辻さんはお見合いが終わった安心感からか、やたらと饒舌だ。
「どうだったんですか?お見合い」
「もちろん、丁重にお断りしてきたよー。最初からそのつもりだったしね。ま、これも大人の付き合いのうちだから」
「はぁ、そんなもんですか……」
辻さんの言葉に、安心してしまう自分が恥ずかしい。
……想うだけでいいって、決めたのに。
辻さんが誰と付き合ったって、関係ないのに。
「……辻さんって、理想が高いんですか?」
何となく気になって聞いてみる。
「理想?……さぁ、どうかなぁ。
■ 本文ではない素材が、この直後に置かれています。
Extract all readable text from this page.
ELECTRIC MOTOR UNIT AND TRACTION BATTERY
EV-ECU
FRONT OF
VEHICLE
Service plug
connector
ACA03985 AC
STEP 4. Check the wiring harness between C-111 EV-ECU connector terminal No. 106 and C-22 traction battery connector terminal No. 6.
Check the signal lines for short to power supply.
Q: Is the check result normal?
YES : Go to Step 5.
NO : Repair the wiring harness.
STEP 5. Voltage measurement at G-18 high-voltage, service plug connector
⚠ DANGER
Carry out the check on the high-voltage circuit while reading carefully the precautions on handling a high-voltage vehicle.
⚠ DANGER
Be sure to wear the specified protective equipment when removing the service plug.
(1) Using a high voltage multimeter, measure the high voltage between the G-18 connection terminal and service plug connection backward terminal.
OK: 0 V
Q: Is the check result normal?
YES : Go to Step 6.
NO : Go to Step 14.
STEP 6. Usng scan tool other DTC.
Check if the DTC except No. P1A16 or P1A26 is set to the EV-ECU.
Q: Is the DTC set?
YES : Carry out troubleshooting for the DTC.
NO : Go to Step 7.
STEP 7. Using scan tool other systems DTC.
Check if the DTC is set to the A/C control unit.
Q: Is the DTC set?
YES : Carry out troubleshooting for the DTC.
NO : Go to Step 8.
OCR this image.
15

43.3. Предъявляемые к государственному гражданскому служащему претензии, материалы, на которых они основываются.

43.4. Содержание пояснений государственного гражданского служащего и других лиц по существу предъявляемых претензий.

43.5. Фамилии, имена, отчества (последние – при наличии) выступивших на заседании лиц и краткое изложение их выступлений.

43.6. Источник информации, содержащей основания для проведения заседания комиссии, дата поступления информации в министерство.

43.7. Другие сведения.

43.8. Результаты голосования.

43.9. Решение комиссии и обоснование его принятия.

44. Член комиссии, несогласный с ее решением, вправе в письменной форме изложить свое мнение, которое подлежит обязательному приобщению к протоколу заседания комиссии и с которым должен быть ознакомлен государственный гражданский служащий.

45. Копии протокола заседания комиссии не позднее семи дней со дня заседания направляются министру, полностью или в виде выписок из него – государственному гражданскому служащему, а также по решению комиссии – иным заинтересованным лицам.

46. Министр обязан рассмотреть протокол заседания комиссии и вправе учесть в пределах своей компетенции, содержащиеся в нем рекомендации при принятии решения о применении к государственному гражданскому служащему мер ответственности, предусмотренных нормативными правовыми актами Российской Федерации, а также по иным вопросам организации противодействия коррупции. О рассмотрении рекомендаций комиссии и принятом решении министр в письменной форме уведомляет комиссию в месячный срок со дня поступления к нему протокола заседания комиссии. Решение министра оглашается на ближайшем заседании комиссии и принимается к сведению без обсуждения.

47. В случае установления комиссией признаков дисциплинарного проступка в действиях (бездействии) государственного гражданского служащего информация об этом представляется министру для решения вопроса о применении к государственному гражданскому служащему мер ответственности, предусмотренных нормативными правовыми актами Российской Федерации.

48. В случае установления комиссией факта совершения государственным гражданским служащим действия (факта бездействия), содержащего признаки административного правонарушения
好きな子が出来れば普通に付き合いたいとは思うけどねぇ。……こう見えて、結婚願望もあるし」
「えー、じゃあお見合い、断ったら勿体ないじゃないですか」
「誰でもいいわけじゃないんだよ。やっぱさ、恋愛結婚したいじゃん?可愛い嫁さんと、子供とかさー。憧れはあるよね」
「子供、ですかぁ……」
お父さんになった辻さんを、想像してみる。
……なんて違和感がないんだろう、と思って、私は笑ってしまう。
「なんか、想像つくかも。親バカになりそうですよね」
「俺も自分でそんな気がするー」
こんな人と家庭を築けたら、きっと幸せになれるだろうなぁ、と思う。
いつの日か辻さんのお嫁さんになれる人が、羨ましい。